Мы наконец вырвались от друзей, после самой последней из множества последних рюмочек, и теперь лежали в дюнах, одни, не думая ни о чем определенном, обходясь жестами, связанные ниточкой живой радости, которая не оборвалась, не ослабла с вечера нашей встречи в День святого Иоанна, а от слез, пролитых сегодня днем, только окрепла, как крепнет от дождя пеньковая веревка.
8
Эти письма Анны (Альбертины) к Жюльену Сарразену (ее будущему мужу) были опубликованы после смерти автора.
– От твоих писем кружится голова, – сказал Жюльен, возвращая мне листки. – Сохрани их для меня. Я тебя совсем не знал… Прости меня, Анна…
– Простить за что?
– За ту женщину, а чтобы ты больше не плакала, я покончу с этим прямо сейчас. Скорее едем назад, в Париж, я успею к ней до двенадцати. Ты подождешь в машине, а потом будем спать день, два, неделю, сколько захотим. Я уже давным-давно собирался порвать с ней, но решился только после того, что было утром, и твоих писем… знаешь, всегда хочется обойтись без взлома. Но если необходимо вырваться любой ценой, бей, ломай, плевать на все, придется ей расплачиваться за мою вину перед тобой.
– Но до Парижа триста километров… Я и то совершенно разбита, а ты со вчерашнего вечера не выпускал баранки!
– Ночью, рядом с тобой, вот увидишь… Мало, что ли, я провел таких ночей, когда надо было, кровь из носу, куда-нибудь добраться или откуда-нибудь смыться… Потом когда-нибудь я научу тебя водить, чтобы ты могла меня подменять или перегонять тачку.

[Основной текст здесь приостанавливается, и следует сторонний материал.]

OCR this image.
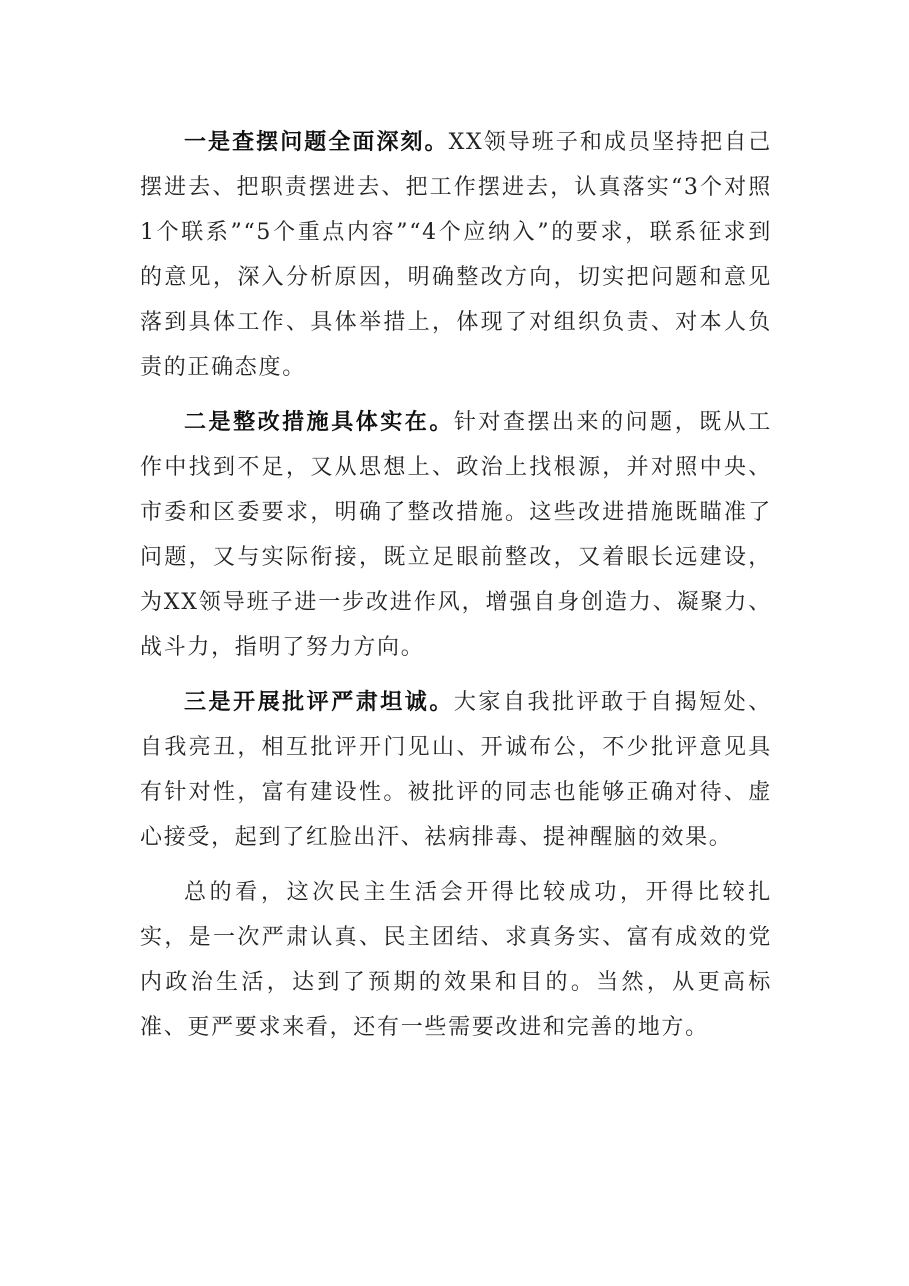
一是查摆问题全面深刻。XX领导班子和成员坚持把自己摆进去、把职责摆进去、把工作摆进去，认真落实“3个对照1个联系”“5个重点内容”“4个应纳入”的要求，联系征求到的意见，深入分析原因，明确整改方向，切实把问题和意见落到具体工作、具体举措上，体现了对组织负责、对本人负责的正确态度。

二是整改措施具体实在。针对查摆出来的问题，既从工作中找到不足，又从思想上、政治上找根源，并对照中央、市委和区委要求，明确了整改措施。这些改进措施既瞄准了问题，又与实际衔接，既立足眼前整改，又着眼长远建设，为XX领导班子进一步改进作风，增强自身创造力、凝聚力、战斗力，指明了努力方向。

三是开展批评严肃坦诚。大家自我批评敢于自揭短处、自我亮丑，相互批评开门见山、开诚布公，不少批评意见具有针对性，富有建设性。被批评的同志也能够正确对待、虚心接受，起到了红脸出汗、祛病排毒、提神醒脑的效果。

总的看，这次民主生活会开得比较成功，开得比较扎实，是一次严肃认真、民主团结、求真务实、富有成效的党内政治生活，达到了预期的效果和目的。当然，从更高标准、更严要求来看，还有一些需要改进和完善的地方。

– Ну да, водить! А как нажимать педали с моей
– Ничего, приспособишься. Сейчас ты убедишься, как мало в таких случаях значат усталость и сонливость.
На этот раз я остаюсь на переднем сиденье, вглядываюсь в дорогу, чтобы увидеть, какая она на самом деле, но деревья размываются в серые полоски, а промежутки темноты между ними подступают к обочинам и вырисовываются огромными черными стволами, на дороге мечутся, скачут, бросаются на капот неясные тени. Ветки сплетаются в гигантскую паутину, которую свет фар прорезает лишь на миг, с нее сыплются на крышу машины пауки, и она смыкается вновь…
Жюльен, наверно, тоже все это видит. Он борется с ночью, иногда рывком выпрямляется и снова сгибается над баранкой, напевает, смеется, балагурит, притормаживает и, встряхнувшись, просит:
– Зажги-ка мне сигарету!
Я зажигаю две – одну, не целясь, вставляю ему между пальцев. Другую держу сама, она выпадает, обжигает пальцы – я засыпаю и просыпаюсь, засыпаю и просыпаюсь.
Вот наконец Париж.
Я выхожу, расправляю мятую одежду, тротуар покачивается и подрагивает под ногами, как автомобильный пол.
– Давай снимем комнату, – прошу я, – в такое время в гостиницах не особенно заботятся о документах.
– Еще чего! – возмущается Жюльен. – Не для того мы отмахали такой путь, чтобы отсыпаться в гостинице.
– Но ты завалишься на ее постель и не встанешь…
– Не беспокойся, не завалюсь! Тебе вот действительно надо лечь сейчас же, а я мигом разделаюсь и приду… Или нет, пожалуй, лучше заеду за тобой утром и подожду в машине перед гостиницей. Мой единственный документ – предписание о месте жительства…
– Нет, приходи! Запишемся как-нибудь. Это ведь всего на несколько часов.
– Я буду внизу ровно в восемь. Спи спокойно, только не забудь попросить, чтобы тебя разбудили.
Я больше не спорю, предоставив Жюльену вытаскивать из чемодана на заднем сиденье мой несессер.
У первой же неоновой вывески, возвещающей гостиницу, мы выходим и идем к двери на свинцовых, негнущихся ногах. Я спотыкаюсь, зацепляюсь за решетку метро, на ходу закрываю глаза, все вокруг пляшет, мигает в сонном калейдоскопе.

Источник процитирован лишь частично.